Center for Neuropharmacology and Neuroscience, Albany Medical College, NY 12208, USA.
Eur J Pharmacol. 2010 Apr 25;632(1-3):33-8. doi: 10.1016/j.ejphar.2010.01.026. Epub 2010 Feb 6.
[(3)H]cimetidine, a radiolabeled histamine H(2) receptor antagonist, binds with high affinity to an unknown hemoprotein in the brain which is not the histamine H(2) receptor. Improgan, a close chemical congener of cimetidine, is a highly effective pain-relieving drug following CNS administration, yet its mechanism of action remains unknown. To test the hypothesis that the [(3)H]cimetidine-binding site is the improgan antinociceptive target, improgan, cimetidine, and 8 other chemical congeners were studied as potential inhibitors of [(3)H]cimetidine binding in membrane fractions from the rat brain. All compounds produced a concentration-dependent inhibition of [(3)H]cimetidine binding over a 500-fold range of potencies (K(i) values were 14.5 to >8000nM). However, antinociceptive potencies in rats did not significantly correlate with [(3)H]cimetidine-binding affinities (r=0.018, p=0.97, n=10). These results suggest that the [(3)H]cimetidine-binding site is not the analgesic target for improgan-like drugs.

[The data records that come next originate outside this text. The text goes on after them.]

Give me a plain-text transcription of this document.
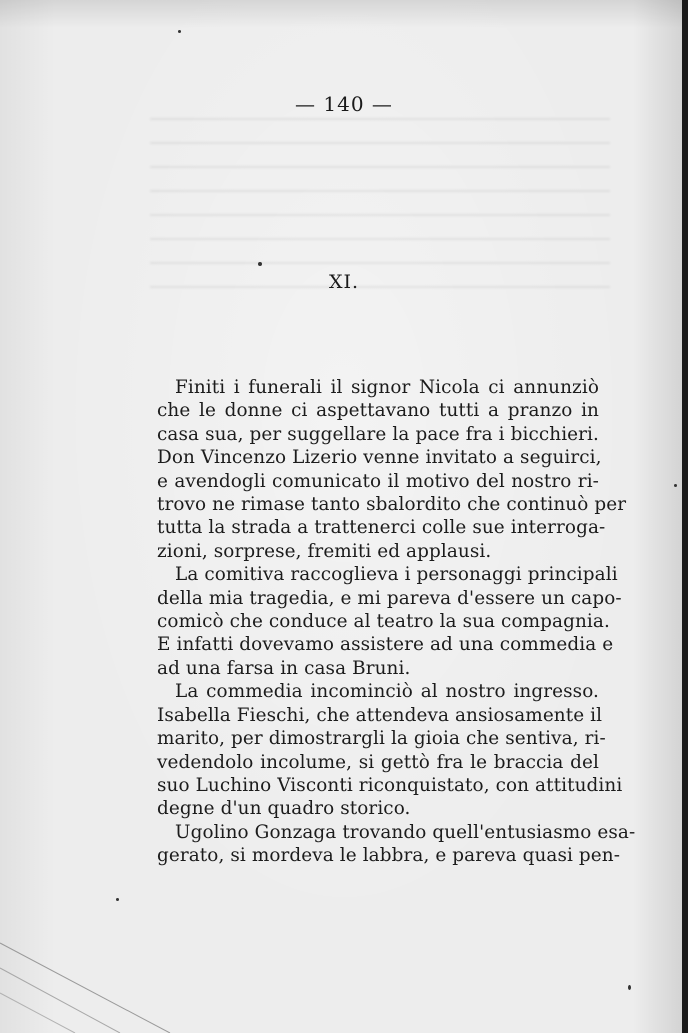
— 140 —
XI.

Finiti i funerali il signor Nicola ci annunziò
che le donne ci aspettavano tutti a pranzo in
casa sua, per suggellare la pace fra i bicchieri.
Don Vincenzo Lizerio venne invitato a seguirci,
e avendogli comunicato il motivo del nostro ri-
trovo ne rimase tanto sbalordito che continuò per
tutta la strada a trattenerci colle sue interroga-
zioni, sorprese, fremiti ed applausi.

La comitiva raccoglieva i personaggi principali
della mia tragedia, e mi pareva d'essere un capo-
comicò che conduce al teatro la sua compagnia.
E infatti dovevamo assistere ad una commedia e
ad una farsa in casa Bruni.

La commedia incominciò al nostro ingresso.
Isabella Fieschi, che attendeva ansiosamente il
marito, per dimostrargli la gioia che sentiva, ri-
vedendolo incolume, si gettò fra le braccia del
suo Luchino Visconti riconquistato, con attitudini
degne d'un quadro storico.

Ugolino Gonzaga trovando quell'entusiasmo esa-
gerato, si mordeva le labbra, e pareva quasi pen-
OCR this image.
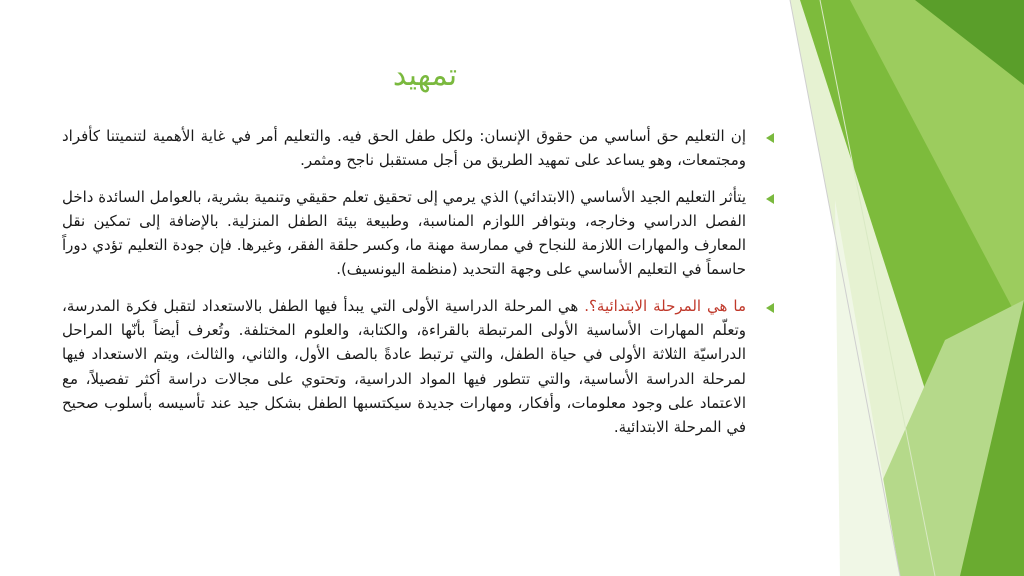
تمهيد

إن التعليم حق أساسي من حقوق الإنسان: ولكل طفل الحق فيه. والتعليم أمر في غاية الأهمية لتنميتنا كأفراد ومجتمعات، وهو يساعد على تمهيد الطريق من أجل مستقبل ناجح ومثمر.

يتأثر التعليم الجيد الأساسي (الابتدائي) الذي يرمي إلى تحقيق تعلم حقيقي وتنمية بشرية، بالعوامل السائدة داخل الفصل الدراسي وخارجه، وبتوافر اللوازم المناسبة، وطبيعة بيئة الطفل المنزلية. بالإضافة إلى تمكين نقل المعارف والمهارات اللازمة للنجاح في ممارسة مهنة ما، وكسر حلقة الفقر، وغيرها. فإن جودة التعليم تؤدي دوراً حاسماً في التعليم الأساسي على وجهة التحديد (منظمة اليونسيف).

ما هي المرحلة الابتدائية؟. هي المرحلة الدراسية الأولى التي يبدأ فيها الطفل بالاستعداد لتقبل فكرة المدرسة، وتعلّم المهارات الأساسية الأولى المرتبطة بالقراءة، والكتابة، والعلوم المختلفة. وتُعرف أيضاً بأنّها المراحل الدراسيّة الثلاثة الأولى في حياة الطفل، والتي ترتبط عادةً بالصف الأول، والثاني، والثالث، ويتم الاستعداد فيها لمرحلة الدراسة الأساسية، والتي تتطور فيها المواد الدراسية، وتحتوي على مجالات دراسة أكثر تفصيلاً، مع الاعتماد على وجود معلومات، وأفكار، ومهارات جديدة سيكتسبها الطفل بشكل جيد عند تأسيسه بأسلوب صحيح في المرحلة الابتدائية.
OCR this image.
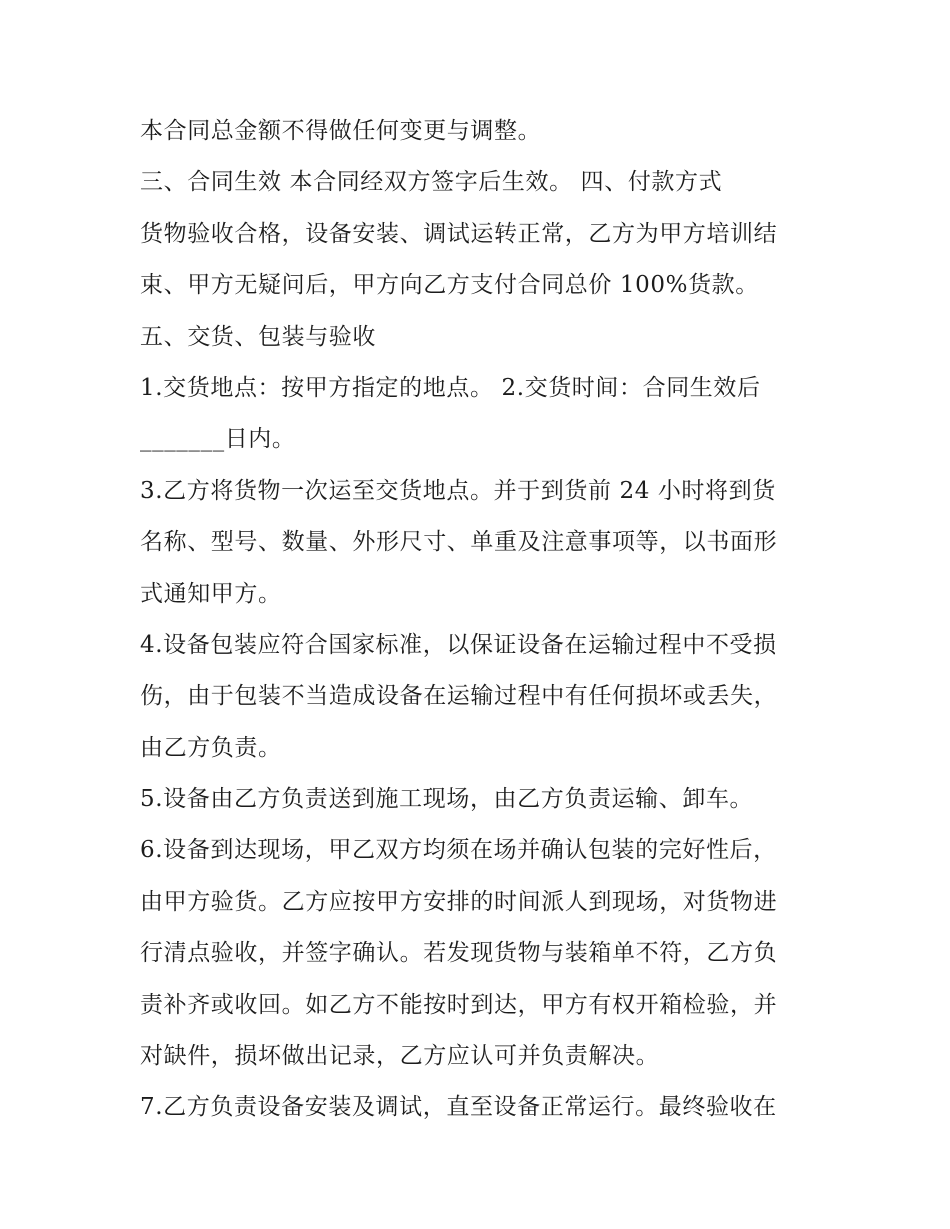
本合同总金额不得做任何变更与调整。
三、合同生效 本合同经双方签字后生效。 四、付款方式
货物验收合格，设备安装、调试运转正常，乙方为甲方培训结
束、甲方无疑问后，甲方向乙方支付合同总价 100%货款。
五、交货、包装与验收
1.交货地点：按甲方指定的地点。 2.交货时间：合同生效后
_______日内。
3.乙方将货物一次运至交货地点。并于到货前 24 小时将到货
名称、型号、数量、外形尺寸、单重及注意事项等，以书面形
式通知甲方。
4.设备包装应符合国家标准，以保证设备在运输过程中不受损
伤，由于包装不当造成设备在运输过程中有任何损坏或丢失，
由乙方负责。
5.设备由乙方负责送到施工现场，由乙方负责运输、卸车。
6.设备到达现场，甲乙双方均须在场并确认包装的完好性后，
由甲方验货。乙方应按甲方安排的时间派人到现场，对货物进
行清点验收，并签字确认。若发现货物与装箱单不符，乙方负
责补齐或收回。如乙方不能按时到达，甲方有权开箱检验，并
对缺件，损坏做出记录，乙方应认可并负责解决。
7.乙方负责设备安装及调试，直至设备正常运行。最终验收在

[(3)H]西咪替丁,一种放射性标记的组胺 H(2)受体拮抗剂,与脑中一种未知的血红蛋白高亲和力结合,而不是组胺 H(2)受体。异丙嗪是西咪替丁的紧密化学同系物,在中枢神经系统给药后是一种非常有效的止痛药物,但它的作用机制仍不清楚。为了验证[(3)H]西咪替丁结合位点是异丙嗪镇痛靶点的假设,研究了异丙嗪、西咪替丁和其他 8 种化学同系物作为大鼠脑膜部分[3H]西咪替丁结合的潜在抑制剂。所有化合物在 500 倍的效力范围内产生浓度依赖性抑制[3H]西咪替丁结合(Ki 值为 14.5 至> 8000 nM)。然而,大鼠的镇痛效力与[3H]西咪替丁结合亲和力无显著相关性(r=0.018,p=0.97,n=10)。这些结果表明,[3H]西咪替丁结合位点不是类似异丙嗪药物的镇痛靶点。